I just had a shocking reminder of how juvenile my high school aquaintances actually are, and it frightened me. I made the unfortunate mistake of letting them look at my journal and one of them made a comment that chilled me to the core. No it wasn't about ME but....well...it's not really something I should discuss in a forum like this. The thing is that although the guy was clearly joking there was just enough of a hint of truth in there to make me think about how LITTLE you actually know about the people you know. I mean Jeffrey Dahlmer's neighbors found him rather normal. We put so much trust into our friends and aquaintances when any one of them could be a truly horrific being capale of truly unspeakable evils.
Maybe this is old news to most of you as I'm sure I'd be like "duh" if I read it in someone else's journal, but I had a startling and chilling reminder of the fragility of the ties that bind us.

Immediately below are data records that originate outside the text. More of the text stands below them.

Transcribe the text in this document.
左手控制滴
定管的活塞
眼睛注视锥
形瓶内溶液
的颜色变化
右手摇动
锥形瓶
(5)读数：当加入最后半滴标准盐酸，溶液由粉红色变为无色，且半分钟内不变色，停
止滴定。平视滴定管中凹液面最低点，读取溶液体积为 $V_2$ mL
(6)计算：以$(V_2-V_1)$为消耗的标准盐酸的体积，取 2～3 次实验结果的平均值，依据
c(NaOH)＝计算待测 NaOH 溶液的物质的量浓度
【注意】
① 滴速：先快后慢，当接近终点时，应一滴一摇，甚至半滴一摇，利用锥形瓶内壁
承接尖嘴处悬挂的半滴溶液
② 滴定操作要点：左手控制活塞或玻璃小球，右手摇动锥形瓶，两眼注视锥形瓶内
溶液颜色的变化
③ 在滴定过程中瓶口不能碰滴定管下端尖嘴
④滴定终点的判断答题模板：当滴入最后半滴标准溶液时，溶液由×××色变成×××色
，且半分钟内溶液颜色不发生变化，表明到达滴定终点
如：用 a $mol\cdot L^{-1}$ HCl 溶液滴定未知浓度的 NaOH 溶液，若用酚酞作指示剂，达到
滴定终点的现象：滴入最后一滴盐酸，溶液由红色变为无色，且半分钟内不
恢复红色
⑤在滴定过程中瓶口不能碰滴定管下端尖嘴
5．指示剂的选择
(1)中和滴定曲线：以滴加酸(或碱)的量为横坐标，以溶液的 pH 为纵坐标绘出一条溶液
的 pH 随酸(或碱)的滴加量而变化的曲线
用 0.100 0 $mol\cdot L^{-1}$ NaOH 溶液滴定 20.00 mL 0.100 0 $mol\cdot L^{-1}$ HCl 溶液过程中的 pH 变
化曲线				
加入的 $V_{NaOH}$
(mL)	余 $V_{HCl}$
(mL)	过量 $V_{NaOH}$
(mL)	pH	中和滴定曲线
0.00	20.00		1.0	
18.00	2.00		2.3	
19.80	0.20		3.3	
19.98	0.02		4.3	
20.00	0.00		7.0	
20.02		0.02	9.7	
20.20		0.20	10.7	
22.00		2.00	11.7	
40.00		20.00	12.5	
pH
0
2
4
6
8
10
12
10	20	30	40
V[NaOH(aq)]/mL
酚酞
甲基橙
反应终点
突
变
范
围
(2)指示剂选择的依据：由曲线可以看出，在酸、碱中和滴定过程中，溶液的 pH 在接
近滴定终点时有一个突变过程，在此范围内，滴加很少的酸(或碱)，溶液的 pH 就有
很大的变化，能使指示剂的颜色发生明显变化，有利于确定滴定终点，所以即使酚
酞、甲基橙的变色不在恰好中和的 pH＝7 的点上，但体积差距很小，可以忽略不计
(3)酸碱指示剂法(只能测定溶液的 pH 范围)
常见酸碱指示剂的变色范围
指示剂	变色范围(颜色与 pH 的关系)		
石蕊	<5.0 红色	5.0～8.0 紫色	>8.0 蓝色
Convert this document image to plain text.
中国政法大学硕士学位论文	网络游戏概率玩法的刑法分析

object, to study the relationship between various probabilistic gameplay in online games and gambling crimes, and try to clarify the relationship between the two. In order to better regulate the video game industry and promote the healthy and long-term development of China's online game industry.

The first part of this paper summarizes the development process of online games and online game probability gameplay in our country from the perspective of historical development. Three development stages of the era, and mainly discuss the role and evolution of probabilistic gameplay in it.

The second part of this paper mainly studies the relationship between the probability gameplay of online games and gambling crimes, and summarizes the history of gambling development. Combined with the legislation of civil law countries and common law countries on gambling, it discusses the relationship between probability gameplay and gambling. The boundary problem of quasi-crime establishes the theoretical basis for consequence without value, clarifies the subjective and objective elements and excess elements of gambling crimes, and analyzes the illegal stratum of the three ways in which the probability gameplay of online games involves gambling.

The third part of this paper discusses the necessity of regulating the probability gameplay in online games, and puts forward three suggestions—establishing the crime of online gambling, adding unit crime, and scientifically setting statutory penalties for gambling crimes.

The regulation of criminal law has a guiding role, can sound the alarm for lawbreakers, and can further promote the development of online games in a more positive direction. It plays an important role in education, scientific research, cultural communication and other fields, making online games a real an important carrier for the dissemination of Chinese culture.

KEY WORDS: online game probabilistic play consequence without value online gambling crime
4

This vacation feels wasted but I'm oddly okay with that. I mean I feel like I earned something real and tangible last semester, like by achieving high grades I made the boredom pain and guilt almost worth it.
But I also feel isolated. My mom suggested I re-start an old aquaintanceship with a guy I used to be friends for, but he's such a....Jock and that's not me. I dunno. Seems like a recipe for disaster. Maybe I should do it anyway, worst case scenario is boredom or embarassment. But, but....argh. Jeff's so gonna harass me over this.